Uncertainty surrounding the Federal Reserve's interest rate cut path and the US election has led traders to be cautious in their stance on the dollar. This has made its recent rebound more related to rival currencies.
Advertisement
The selling of major currencies such as the British pound and Japanese yen has supported the dollar's strength during the trading session. The British pound fell more than 1% against the dollar on Thursday, after Bank of England Governor Bailey hinted that more aggressive monetary easing could be adopted if inflation remains low. On Wednesday, Japanese Prime Minister Kishida Fumio shocked the market by stating that the Japanese economy is not yet ready for another interest rate hike, causing the yen to extend its losses.

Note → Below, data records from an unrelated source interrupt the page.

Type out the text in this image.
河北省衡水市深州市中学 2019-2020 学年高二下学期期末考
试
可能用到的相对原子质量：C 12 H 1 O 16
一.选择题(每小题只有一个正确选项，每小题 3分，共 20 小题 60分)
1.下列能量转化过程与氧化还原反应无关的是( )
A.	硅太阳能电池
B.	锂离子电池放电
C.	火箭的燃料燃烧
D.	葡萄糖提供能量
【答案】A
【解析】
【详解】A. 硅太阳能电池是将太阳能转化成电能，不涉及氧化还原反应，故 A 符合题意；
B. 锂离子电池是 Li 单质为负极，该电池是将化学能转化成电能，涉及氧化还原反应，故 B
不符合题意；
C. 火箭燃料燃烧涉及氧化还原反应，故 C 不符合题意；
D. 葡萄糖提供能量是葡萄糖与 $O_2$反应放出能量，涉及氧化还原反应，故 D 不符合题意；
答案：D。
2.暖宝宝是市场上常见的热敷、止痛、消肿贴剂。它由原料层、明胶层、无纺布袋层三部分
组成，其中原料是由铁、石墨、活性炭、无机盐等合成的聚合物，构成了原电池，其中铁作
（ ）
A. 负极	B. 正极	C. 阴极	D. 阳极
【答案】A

"We have been pointing out that the dollar looks cheap and oversold. As market attention shifts from the US to other parts of the world, the dollar is bound to rebound and rise," said Jayati Bharadwaj, a currency strategist at TD Securities. "As US economic data stabilizes and economic data from other parts of the world slows down, this prompts us to re-evaluate the interest rate cut trajectories of central banks in these economies."
In addition, the sharp escalation of conflicts in the Middle East has also supported the dollar. After Israel attacked Lebanon, Iran fired about 200 ballistic missiles at Israel on Tuesday, and Israeli Prime Minister Netanyahu vowed to retaliate. The dollar usually rises during periods of geopolitical pressure because investors seek refuge in US assets.
Helen Given, a foreign exchange dealer at Monex Inc., said, "Safe-haven buying, as well as the fact that the US economy is not in trouble, is boosting the dollar."